Perception Filter

Over the last few months, as my family prepared for a move, then made the move, I used packing/unpacking/painting time to get caught up on episodes of Dr. Who. Then, this past weekend I started watching the spinoff, Torchwood.

I have to admit, it’s a strange, twisted relationship, me and the Doctor. You see, he’s come to my “aide” during some very difficult times. He’s distracted me from the pain of trials and frustrations. In fact, the reason I watched the first few episodes of Torchwood this weekend was to give myself a break. Dealing with disappointment, disillusionment, and discouragement, (doncha love all those Ds?) I needed a time-out. Away from social media, away from—well, pretty much everything.

As I prayed, read by Bible, worshiped, I grew to understand that much of what I’ve been feeling is “friendly fire,” self-inflicted. Not intentionally. I mean, I’m not sadistic or anything. But I am a dreamer. I have a very good imagination and I had all these wild notions of what life would be like once we made it to Virginia and were no long living apart.
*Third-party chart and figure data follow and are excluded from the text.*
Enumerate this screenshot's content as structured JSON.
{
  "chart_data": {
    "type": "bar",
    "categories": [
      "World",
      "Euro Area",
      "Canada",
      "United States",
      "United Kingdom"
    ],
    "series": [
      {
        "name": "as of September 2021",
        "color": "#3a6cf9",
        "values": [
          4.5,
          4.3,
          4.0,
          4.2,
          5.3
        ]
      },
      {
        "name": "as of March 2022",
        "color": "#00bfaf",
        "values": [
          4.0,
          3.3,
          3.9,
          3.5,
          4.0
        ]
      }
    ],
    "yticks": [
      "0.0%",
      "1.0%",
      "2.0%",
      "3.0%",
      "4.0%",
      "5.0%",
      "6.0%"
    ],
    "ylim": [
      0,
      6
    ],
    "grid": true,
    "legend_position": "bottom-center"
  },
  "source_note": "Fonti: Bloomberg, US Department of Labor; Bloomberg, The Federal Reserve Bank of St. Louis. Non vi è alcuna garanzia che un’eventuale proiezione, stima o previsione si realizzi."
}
And the writing endeavors—I believed they’d smooth out and calm down so that I could slip into an “normal” rhythm of writing and homeschooling.

Ha! So didn’t happen.

In fact, things seemed to have gotten worse. And as I looked around and saw that things were still not as I wanted them, I (am ashamed to say) grew discontent. Over time, that hurt because a “sore” and the sore festered (not intentionally). Until this weekend. I’d gotten to the point that I was “so over it.” I saw things in a grim light, and it seemed that everything that happened seemed to prove my thoughts.

 Sitting here this morning, I realized I’ve been viewing things through the light of my perceptions. And that reminded me of Dr. Who—the perception filter: has the effect of directing attention away from the object or its bearer, rendering them unnoticeable. Where things/people exist just beyond the edge of our periphery that we often miss them. And even to the point that “we don’t want to know.” This creature below was one that used the telepathic perception filter to hide its presence.
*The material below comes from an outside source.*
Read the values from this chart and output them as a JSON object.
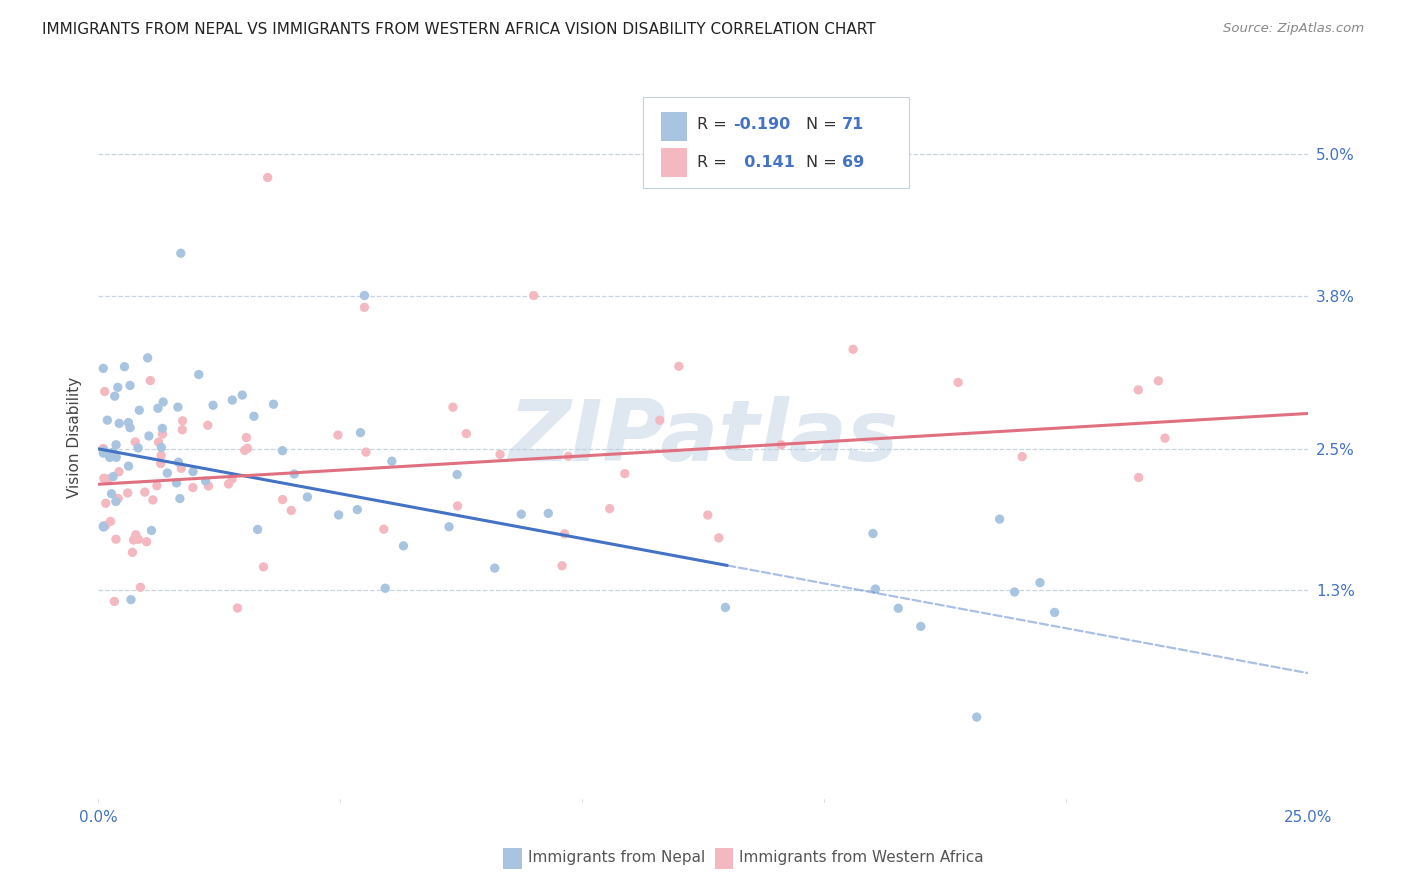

And how often is that true of Truth--God’s truth--that we often miss it because we are so blinded by our own pursuits and dreams and goals?

I had expectations. I had hopes. I had dreams. Had it all planned out (well, mostly) how this thing called my ‘writing career’ would go. How our financial situation here in Virginia would go. How . . . just about everything would go. In my quiet time this morning, my devotional with Beth Moore said, “We see that God always fulfills His promises, just not always the way we imagine.”

And when they didn’t GO that way. . .I lost hope. Selfishly—(feeling very ashamed at this point)—I didn’t want to know that this wasn’t God’s way. Ouch! I wanted *my* way, because I had it all planned out. . . And honestly, I didn’t even realize that till I started writing this article. (Pardon me, while I stop and ask God’s forgiveness.)

Another great thing about the Dr. Who perception filter is this: Once a person became aware of a perception filter and the object it was disguising, they could no longer be affected. So, that’s my goal. I don’t want to be affected by MY truth of what’s happening, MY idea of how things should go. Yes, I want to have dreams and goals, but I do not want to be so rigid in my thinking, so inflexible, that when God sends me down another path, I wallow and become discouraged/depressed. I want to be transformed by the Truth—God always fulfills His promises.

When things go awry—and again, that’s OUR perception of how they “should” go—I want to be flexible and faithful enough to recognize that God’s plan hasn’t changed, and as long as I know He is there, He is leading, I’m GTG (good to go).